ILO Report Bewails Youth Unemployment and “Working Poverty”

Published on 31st October 2006

ADDIS ABABA (ILO News) – The number of young people aged 15 to 24 seeking jobs in sub-Saharan Africa continues to outpace the number of new jobs being created in the region, according to a new ILO report.

 

While the youth labour force in sub-Saharan Africa grew by 29.8 per cent, youth unemployment grew by 34.2 per cent in the region in the last ten years, according to “Global Employment Trends for Youth” published here today. At the same time, the youth labour force in North Africa and the Middle East grew by 32.2 per cent while youth unemployment grew by 18.2 per cent.

 

The regional figures follow the global trend in which the number of unemployed youth has risen by 14.8 per cent worldwide over the past decade to reach 85 million in 2005. What’s more, hundreds of millions more are stuck in working poverty, living on less than US$2 per day.

 

“Creating jobs for youth is not enough.” ILO Director-General Juan Somavia says. “Across the planet, youth are not only finding it difficult if not impossible to find jobs, but also they cannot find decent jobs…” 

 

The report also highlights the fact that since most youth in Africa cannot afford to be unemployed or inactive, they often wind up in the informal economy which provides the only outlet for those who are unable to find paid employment in the formal economy.

 

With 25.7 per cent, the regional unemployment rate was highest in North Africa and the Middle East, followed by non-EU states in Central and Eastern Europe at 19.9 per cent, and sub-Saharan Africa with 18.1 per cent, Latin America and the Caribbean (16.6 per cent), South-East Asia and the Pacific (15.8 per cent) and the developed economies and the European Union (13.1 per cent), South Asia (10 per cent) and East Asia (7.8 per cent). 

 

What’s more, these numbers only represent the tip of the iceberg. According to the report, the numbers of youth finding a job but continuing to live in poverty is even more alarming.
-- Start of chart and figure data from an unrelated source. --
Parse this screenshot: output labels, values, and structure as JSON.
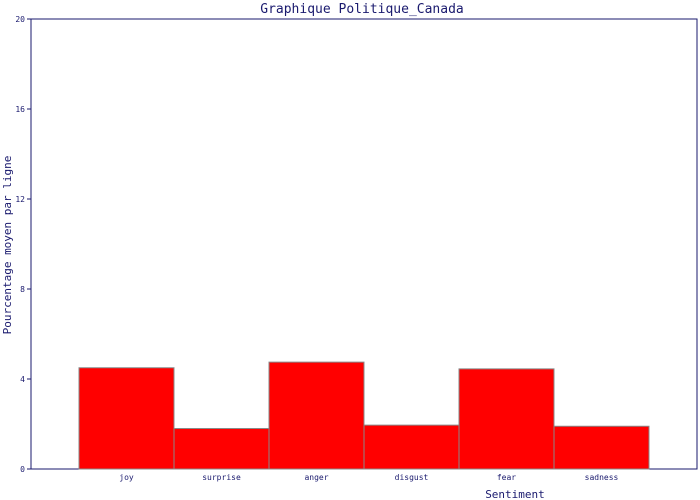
{
  "chart_data": {
    "type": "bar",
    "title": "Graphique Politique_Canada",
    "xlabel": "Sentiment",
    "ylabel": "Pourcentage moyen par ligne",
    "categories": [
      "joy",
      "surprise",
      "anger",
      "disgust",
      "fear",
      "sadness"
    ],
    "values": [
      4.5,
      1.8,
      4.75,
      1.95,
      4.45,
      1.9
    ],
    "ylim": [
      0,
      20
    ],
    "yticks": [
      0,
      4,
      8,
      12,
      16,
      20
    ],
    "grid": false,
    "bar_color": "#ff0000",
    "bar_stroke": "#888888",
    "axis_color": "#1a1a6e"
  }
}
The report shows that more than 300 million young people worldwide, or one out of two working youth belong to the youth “working poor “ living with their families on less than US$2 per day, per person. 

 

The situation is worst in sub-Saharan Africa, the only region where the total number of young workers living on less than US$1 per day has constantly increased in the past decade, rising from 36 million in 1995 to 45 million in 2005. Nearly six out of 10 working youth in sub-Saharan Africa still live in extreme poverty and only one in ten earns enough to lift themselves and their families above the US$2 per day poverty level.

 

 Without adequate access to the labour market allowing a good start in professional life, young people are less likely to make the right choices to improve their employment perspectives and those of their future descendants, says the report, adding that this perpetuates the cycle of insufficient education, low-productivity employment and working poverty.

 

The potential in the youth labour market depends partly on the demand for labour in general and partly on the extent to which young people are able to integrate into labour markets when demand for labour increases. A key challenge for realizing decent work for African youth is, therefore, to create an enabling environment for employment-intensive growth while at the same time implementing policies and operational programmes to help young people overcome the specific disadvantages they face in entering and remaining in the labour market.  

 

The report therefore stresses the urgency of the Ministers’ and Heads of Delegations’ call at the High-Level Segment of the 2006 Substantive Session of the Economic and Social Council (ECOSOC) to “develop and implement strategies that give youth everywhere a real and equal opportunity to find full and productive employment and decent work.”